ABOARD THE PAPAL PLANE (AP) — Pope Francis addressed a number of topics posed by journalists during his flight back to Rome from his Holy Land pilgrimage. One was the question of a married priesthood.
“The Catholic Church has married priests – Greek Catholics, Coptic Catholics, those of Oriental rites,” the pope explained. “Celibacy is not a question of dogma, but rather a rule of life that I greatly appreciate, as I believe it is a gift for the Church. But, since it is not a dogma of faith, the door is always open.”
That openness, however, would not apply to celibate men who are already ordained priests or deacons. In Eastern Catholic (and Orthodox) Churches, married men may become ordained ministers, but priests are not free to marry.
So the 26 women claiming to be the secret paramours of priests who recently petitioned the pope to change the Church’s celibacy requirements shouldn’t get their hopes up.
The pope also announced during the flight Monday that he would meet soon with a group of sex abuse victims at the Vatican and declared "zero tolerance" for any member of the clergy who would violate a child.
Francis revealed that three bishops are currently under investigation by the Vatican for abuse-related reasons, though it wasn’t clear if they were accused of committing abuse itself or of having covered it up.
"There are no privileges," he told reporters en route back to Rome from Jerusalem.
The meeting with a half-dozen victims will mark the first such encounter for the pope, who has been criticized by victims for not expressing personal solidarity with them when he has reached out to other people who suffer.

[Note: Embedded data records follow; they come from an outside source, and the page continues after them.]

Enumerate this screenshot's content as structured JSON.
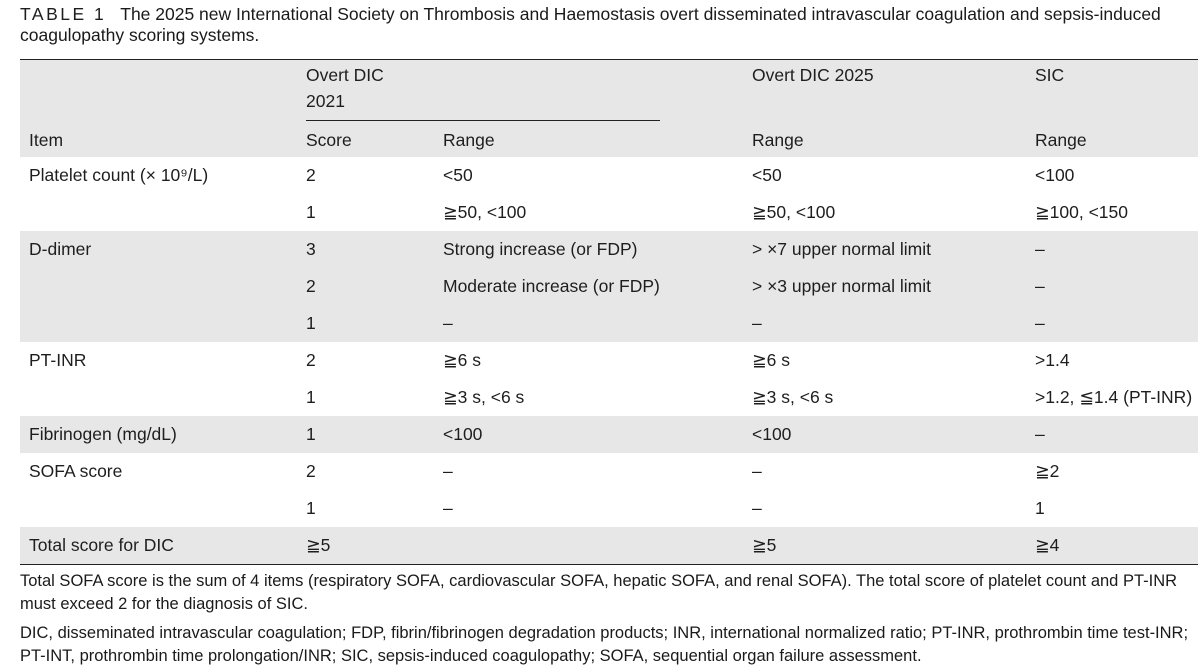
{
  "caption": {
    "label": "TABLE 1",
    "text": "The 2025 new International Society on Thrombosis and Haemostasis overt disseminated intravascular coagulation and sepsis-induced coagulopathy scoring systems."
  },
  "header": {
    "group1": "Overt DIC 2021",
    "group2": "Overt DIC 2025",
    "group3": "SIC",
    "item": "Item",
    "score": "Score",
    "range1": "Range",
    "range2": "Range",
    "range3": "Range"
  },
  "rows": [
    {
      "item": "Platelet count (× 10⁹/L)",
      "score": "2",
      "r1": "<50",
      "r2": "<50",
      "r3": "<100"
    },
    {
      "item": "",
      "score": "1",
      "r1": "≧50, <100",
      "r2": "≧50, <100",
      "r3": "≧100, <150"
    },
    {
      "item": "D-dimer",
      "score": "3",
      "r1": "Strong increase (or FDP)",
      "r2": "> ×7 upper normal limit",
      "r3": "–"
    },
    {
      "item": "",
      "score": "2",
      "r1": "Moderate increase (or FDP)",
      "r2": "> ×3 upper normal limit",
      "r3": "–"
    },
    {
      "item": "",
      "score": "1",
      "r1": "–",
      "r2": "–",
      "r3": "–"
    },
    {
      "item": "PT-INR",
      "score": "2",
      "r1": "≧6 s",
      "r2": "≧6 s",
      "r3": ">1.4"
    },
    {
      "item": "",
      "score": "1",
      "r1": "≧3 s, <6 s",
      "r2": "≧3 s, <6 s",
      "r3": ">1.2, ≦1.4 (PT-INR)"
    },
    {
      "item": "Fibrinogen (mg/dL)",
      "score": "1",
      "r1": "<100",
      "r2": "<100",
      "r3": "–"
    },
    {
      "item": "SOFA score",
      "score": "2",
      "r1": "–",
      "r2": "–",
      "r3": "≧2"
    },
    {
      "item": "",
      "score": "1",
      "r1": "–",
      "r2": "–",
      "r3": "1"
    },
    {
      "item": "Total score for DIC",
      "score": "≧5",
      "r1": "",
      "r2": "≧5",
      "r3": "≧4"
    }
  ],
  "footnotes": {
    "note1": "Total SOFA score is the sum of 4 items (respiratory SOFA, cardiovascular SOFA, hepatic SOFA, and renal SOFA). The total score of platelet count and PT-INR must exceed 2 for the diagnosis of SIC.",
    "note2": "DIC, disseminated intravascular coagulation; FDP, fibrin/fibrinogen degradation products; INR, international normalized ratio; PT-INR, prothrombin time test-INR; PT-INT, prothrombin time prolongation/INR; SIC, sepsis-induced coagulopathy; SOFA, sequential organ failure assessment."
  }
}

Francis said the meeting and a Mass at the Vatican hotel where he lives would take place early next month. A statement from the office of Cardinal Sean O’Malley, the archbishop of Boston who is organizing the encounter, said the date and details hadn’t been finalized but that the meeting was expected to take place "in the coming months."
"On this issue we must go forward, forward. Zero tolerance," Francis said, calling abuse of children an "ugly" crime that betrays God.

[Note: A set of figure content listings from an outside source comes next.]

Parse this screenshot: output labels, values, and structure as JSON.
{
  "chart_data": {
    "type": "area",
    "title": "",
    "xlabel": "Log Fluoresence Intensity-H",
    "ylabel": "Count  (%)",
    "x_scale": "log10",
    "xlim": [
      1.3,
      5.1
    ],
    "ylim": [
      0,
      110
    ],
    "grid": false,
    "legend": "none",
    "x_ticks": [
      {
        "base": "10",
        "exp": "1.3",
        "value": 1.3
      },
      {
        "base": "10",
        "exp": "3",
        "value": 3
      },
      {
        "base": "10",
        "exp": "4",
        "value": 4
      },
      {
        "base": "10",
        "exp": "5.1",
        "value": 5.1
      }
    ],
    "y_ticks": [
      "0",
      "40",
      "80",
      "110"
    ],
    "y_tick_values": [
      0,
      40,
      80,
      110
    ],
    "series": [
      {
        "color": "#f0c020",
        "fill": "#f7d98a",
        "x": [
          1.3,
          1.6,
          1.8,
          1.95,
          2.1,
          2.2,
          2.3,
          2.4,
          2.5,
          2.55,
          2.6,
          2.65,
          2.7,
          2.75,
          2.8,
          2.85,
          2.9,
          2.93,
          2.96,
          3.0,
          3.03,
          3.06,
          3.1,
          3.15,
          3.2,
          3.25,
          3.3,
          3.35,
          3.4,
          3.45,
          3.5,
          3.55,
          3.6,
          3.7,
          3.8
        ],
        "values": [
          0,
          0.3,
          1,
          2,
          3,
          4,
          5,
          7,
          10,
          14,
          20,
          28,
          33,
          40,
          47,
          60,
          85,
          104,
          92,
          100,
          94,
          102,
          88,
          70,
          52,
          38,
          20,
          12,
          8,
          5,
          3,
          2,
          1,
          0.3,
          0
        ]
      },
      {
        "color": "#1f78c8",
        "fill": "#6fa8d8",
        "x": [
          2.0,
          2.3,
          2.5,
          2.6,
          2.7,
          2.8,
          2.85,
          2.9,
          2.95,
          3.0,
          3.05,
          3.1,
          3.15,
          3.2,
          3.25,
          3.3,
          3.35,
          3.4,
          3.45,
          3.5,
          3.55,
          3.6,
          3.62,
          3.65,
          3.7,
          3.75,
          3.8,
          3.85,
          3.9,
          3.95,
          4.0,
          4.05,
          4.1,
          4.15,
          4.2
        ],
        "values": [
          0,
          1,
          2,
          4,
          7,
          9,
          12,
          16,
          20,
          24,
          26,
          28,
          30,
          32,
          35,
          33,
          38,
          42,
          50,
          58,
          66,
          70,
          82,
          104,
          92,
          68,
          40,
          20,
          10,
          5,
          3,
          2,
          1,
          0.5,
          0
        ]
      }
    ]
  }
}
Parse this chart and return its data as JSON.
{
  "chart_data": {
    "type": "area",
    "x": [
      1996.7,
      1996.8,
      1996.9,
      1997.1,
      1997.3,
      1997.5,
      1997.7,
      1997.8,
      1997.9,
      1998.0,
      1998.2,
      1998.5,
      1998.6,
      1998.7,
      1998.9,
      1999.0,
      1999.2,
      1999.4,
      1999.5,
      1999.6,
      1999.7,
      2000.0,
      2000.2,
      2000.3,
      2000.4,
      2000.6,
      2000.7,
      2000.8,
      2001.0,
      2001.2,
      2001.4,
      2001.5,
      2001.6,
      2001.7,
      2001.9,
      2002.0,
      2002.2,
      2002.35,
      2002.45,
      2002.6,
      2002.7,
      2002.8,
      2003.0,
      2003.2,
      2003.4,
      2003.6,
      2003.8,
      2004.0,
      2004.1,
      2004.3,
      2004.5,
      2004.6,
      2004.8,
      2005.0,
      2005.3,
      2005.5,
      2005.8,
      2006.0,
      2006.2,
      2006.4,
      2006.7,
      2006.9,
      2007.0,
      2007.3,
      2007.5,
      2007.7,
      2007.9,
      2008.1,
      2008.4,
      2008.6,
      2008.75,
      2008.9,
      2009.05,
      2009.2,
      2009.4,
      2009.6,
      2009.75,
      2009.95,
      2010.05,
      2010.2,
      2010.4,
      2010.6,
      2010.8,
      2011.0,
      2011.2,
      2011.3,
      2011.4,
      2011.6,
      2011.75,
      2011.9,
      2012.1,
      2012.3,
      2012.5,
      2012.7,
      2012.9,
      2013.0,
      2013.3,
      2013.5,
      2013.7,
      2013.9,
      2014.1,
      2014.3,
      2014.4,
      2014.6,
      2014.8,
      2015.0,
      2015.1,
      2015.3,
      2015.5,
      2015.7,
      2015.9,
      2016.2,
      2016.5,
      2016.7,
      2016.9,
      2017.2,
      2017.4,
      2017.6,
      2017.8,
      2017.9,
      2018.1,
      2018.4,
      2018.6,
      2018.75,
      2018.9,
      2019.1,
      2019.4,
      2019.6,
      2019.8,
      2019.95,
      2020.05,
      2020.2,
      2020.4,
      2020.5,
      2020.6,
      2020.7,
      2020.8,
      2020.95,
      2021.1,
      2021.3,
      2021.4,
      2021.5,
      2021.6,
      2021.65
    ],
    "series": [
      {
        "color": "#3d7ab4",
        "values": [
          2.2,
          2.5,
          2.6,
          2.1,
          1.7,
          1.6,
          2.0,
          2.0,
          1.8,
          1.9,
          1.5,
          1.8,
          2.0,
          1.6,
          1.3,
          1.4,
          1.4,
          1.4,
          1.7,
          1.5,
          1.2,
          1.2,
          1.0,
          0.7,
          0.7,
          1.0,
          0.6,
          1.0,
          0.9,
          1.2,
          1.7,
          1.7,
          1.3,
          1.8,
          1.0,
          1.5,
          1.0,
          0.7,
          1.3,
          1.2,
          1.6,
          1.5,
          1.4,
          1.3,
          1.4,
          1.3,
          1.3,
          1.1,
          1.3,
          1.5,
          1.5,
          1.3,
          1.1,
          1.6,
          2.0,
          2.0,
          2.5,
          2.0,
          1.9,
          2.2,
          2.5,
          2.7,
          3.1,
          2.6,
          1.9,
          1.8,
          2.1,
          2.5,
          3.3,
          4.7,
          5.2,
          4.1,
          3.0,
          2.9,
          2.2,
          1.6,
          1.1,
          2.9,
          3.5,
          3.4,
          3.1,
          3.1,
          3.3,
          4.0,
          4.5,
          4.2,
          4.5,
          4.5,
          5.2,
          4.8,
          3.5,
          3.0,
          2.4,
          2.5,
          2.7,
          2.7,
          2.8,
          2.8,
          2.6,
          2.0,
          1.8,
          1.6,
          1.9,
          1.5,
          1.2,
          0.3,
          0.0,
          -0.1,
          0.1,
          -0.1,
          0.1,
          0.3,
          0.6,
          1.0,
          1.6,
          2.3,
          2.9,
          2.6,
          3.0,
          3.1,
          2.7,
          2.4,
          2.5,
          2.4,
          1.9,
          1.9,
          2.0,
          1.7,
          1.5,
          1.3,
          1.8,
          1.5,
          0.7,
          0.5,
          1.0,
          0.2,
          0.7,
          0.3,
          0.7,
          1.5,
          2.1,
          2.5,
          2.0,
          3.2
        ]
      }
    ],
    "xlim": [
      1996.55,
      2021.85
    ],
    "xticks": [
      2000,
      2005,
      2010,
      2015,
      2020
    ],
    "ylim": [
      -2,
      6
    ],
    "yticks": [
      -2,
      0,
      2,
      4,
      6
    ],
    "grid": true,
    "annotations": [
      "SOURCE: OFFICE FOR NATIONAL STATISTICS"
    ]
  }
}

The executive director of the main U.S. victims’ group, Survivors Network of Those Abused by Priests, or SNAP, dismissed the meeting as "another public relations coup…that will leave no child better off and bring no real reform to a continuing, scandal-ridden Church hierarchy."
SNAP Executive Director David Clohessy said the pope has shown himself capable of making real change in other areas such as Church governance and finance but hasn’t done so in dealing with sex abuse by Catholic clergy.
But a U.S. attorney who represents clergy abuse victims hoped the meeting would be "substantive and meaningful" rather than for cosmetic purposes. Attorney Mitchell Garabedian said "meeting directly with victims is the most powerful tool that the pope can use in understanding the ugliness and horror of clergy sexual abuse and why it must be stopped or prevented." He added that there should be more than one such meeting.
Francis spoke to reporters for nearly an hour after his grueling, three-day trip to Jordan, the West Bank and Israel, taking all 11 questions posed and responding with candor and occasional humor.
He said he would travel to Sri Lanka for two days and the Philippines in January 2015. And he suggested that he might follow in emeritus Pope Benedict XVI’s footsteps and retire if he no longer had the strength to do the job.
"We need to look at him as an institution: he opened a door, the door of emeritus popes," Francis said. "Only God knows if there will be others, but the door is open."